Les États-Unis ont annoncé que le Liban et Israël ont convenu d’instaurer un nouveau cessez-le-feu à la suite des négociations menées par l’intermédiaire de Washington dans la capitale américaine. De son côté, le Hezbollah souligne que ni Washington ni le régime de Tel-Aviv n’ont l’autorité de dicter l’avenir du mouvement de résistance libanais.
Le Liban et le régime israélien se sont mis d’accord, mercredi 3 juin, sur l’établissement d’un cessez-le-feu visant à mettre fin à des mois d'affrontements, a annoncé le département d’État américain dans un communiqué conjoint publié à l’issue des négociations menées à Washington.

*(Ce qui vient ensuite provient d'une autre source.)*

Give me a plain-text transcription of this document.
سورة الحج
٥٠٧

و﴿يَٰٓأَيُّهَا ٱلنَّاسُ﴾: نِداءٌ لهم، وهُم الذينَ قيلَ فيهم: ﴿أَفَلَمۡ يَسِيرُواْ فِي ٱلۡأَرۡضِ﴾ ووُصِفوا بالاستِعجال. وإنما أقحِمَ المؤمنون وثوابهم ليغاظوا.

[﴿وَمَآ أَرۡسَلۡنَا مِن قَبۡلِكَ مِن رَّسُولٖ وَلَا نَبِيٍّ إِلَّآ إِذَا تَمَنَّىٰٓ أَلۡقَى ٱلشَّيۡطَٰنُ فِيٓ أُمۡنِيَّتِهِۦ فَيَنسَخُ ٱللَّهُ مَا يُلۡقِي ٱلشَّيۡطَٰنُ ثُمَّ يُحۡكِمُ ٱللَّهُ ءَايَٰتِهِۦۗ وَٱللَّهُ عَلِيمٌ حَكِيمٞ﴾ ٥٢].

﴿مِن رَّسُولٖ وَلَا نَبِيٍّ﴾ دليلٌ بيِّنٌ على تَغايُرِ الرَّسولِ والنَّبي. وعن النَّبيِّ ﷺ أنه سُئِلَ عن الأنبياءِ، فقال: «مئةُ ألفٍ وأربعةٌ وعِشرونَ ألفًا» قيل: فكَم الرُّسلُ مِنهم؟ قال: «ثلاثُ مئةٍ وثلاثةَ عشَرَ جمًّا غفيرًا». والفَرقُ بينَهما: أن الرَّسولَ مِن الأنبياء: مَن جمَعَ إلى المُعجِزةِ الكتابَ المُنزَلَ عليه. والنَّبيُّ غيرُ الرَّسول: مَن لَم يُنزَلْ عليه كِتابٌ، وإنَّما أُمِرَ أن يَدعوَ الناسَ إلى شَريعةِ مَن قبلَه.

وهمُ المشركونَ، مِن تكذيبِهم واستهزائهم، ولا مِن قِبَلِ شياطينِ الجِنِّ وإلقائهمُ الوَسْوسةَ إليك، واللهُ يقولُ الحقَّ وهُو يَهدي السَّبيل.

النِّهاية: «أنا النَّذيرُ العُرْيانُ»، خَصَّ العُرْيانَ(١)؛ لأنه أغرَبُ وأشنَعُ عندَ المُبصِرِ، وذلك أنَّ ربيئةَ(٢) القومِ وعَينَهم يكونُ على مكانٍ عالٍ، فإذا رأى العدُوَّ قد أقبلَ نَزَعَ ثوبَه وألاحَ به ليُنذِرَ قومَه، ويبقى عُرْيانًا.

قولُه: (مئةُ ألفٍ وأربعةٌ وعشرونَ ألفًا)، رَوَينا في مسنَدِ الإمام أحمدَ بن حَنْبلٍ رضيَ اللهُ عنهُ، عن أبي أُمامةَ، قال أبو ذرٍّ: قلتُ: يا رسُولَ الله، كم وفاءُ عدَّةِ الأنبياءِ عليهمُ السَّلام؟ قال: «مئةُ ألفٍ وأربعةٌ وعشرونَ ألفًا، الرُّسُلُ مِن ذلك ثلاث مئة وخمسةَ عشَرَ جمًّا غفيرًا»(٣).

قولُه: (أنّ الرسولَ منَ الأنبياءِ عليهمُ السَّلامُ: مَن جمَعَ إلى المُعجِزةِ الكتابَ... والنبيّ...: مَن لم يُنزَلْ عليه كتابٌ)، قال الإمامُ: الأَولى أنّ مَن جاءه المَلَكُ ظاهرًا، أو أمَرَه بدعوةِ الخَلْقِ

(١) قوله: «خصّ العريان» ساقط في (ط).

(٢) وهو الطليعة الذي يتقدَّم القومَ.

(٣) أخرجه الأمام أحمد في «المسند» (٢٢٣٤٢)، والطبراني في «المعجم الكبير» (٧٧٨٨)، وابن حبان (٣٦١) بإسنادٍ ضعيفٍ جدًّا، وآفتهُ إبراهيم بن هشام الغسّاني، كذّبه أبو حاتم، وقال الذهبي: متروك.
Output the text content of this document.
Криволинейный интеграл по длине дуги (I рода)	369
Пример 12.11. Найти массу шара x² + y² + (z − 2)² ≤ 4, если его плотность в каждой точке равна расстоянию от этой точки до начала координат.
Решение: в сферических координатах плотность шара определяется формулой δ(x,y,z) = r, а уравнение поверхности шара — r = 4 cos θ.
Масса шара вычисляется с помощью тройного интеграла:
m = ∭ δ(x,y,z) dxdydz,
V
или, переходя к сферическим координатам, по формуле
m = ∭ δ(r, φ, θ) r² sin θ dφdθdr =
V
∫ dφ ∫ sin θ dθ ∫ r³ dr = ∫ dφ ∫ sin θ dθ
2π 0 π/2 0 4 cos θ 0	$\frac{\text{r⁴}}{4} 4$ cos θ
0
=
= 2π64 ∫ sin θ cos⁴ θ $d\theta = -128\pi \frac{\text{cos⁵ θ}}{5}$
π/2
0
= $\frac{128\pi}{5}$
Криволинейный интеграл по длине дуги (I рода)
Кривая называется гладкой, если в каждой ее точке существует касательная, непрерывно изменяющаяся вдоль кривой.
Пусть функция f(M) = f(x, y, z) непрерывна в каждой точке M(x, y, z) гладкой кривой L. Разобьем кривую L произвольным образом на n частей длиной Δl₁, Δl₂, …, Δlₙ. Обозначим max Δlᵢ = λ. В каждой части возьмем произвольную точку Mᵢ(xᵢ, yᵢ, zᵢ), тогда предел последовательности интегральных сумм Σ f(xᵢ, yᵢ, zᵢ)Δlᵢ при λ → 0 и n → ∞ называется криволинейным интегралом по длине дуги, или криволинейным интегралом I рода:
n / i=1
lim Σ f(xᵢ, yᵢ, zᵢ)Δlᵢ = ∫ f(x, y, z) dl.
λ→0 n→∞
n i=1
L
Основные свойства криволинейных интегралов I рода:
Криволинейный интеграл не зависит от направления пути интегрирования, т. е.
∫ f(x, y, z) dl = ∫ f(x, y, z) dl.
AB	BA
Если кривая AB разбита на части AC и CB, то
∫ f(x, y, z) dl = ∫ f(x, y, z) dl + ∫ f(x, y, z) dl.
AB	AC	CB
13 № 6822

L’accord exige un arrêt complet des tirs du Hezbollah et l’évacuation de tous les combattants du mouvement de résistance du sud du fleuve Litani.
Le Hezbollah qui n’a pas participé aux négociations a déclaré qu’il ne se soumettra à aucun accord qui risquerait de porter atteinte à la souveraineté libanaise et profiterait ainsi au régime israélien.
L’accord annoncé par les États-Unis prévoit également la création de « zones pilotes » dans le sud du Liban où l’armée libanaise « prendra le contrôle exclusif du territoire, à l’exclusion de tous les acteurs non étatiques ».
Ce nouvel accord intervient malgré la persistance des échanges de tirs sur le terrain, notamment les attaques israéliennes qui ont fait au moins neuf morts mercredi dans le sud du Liban.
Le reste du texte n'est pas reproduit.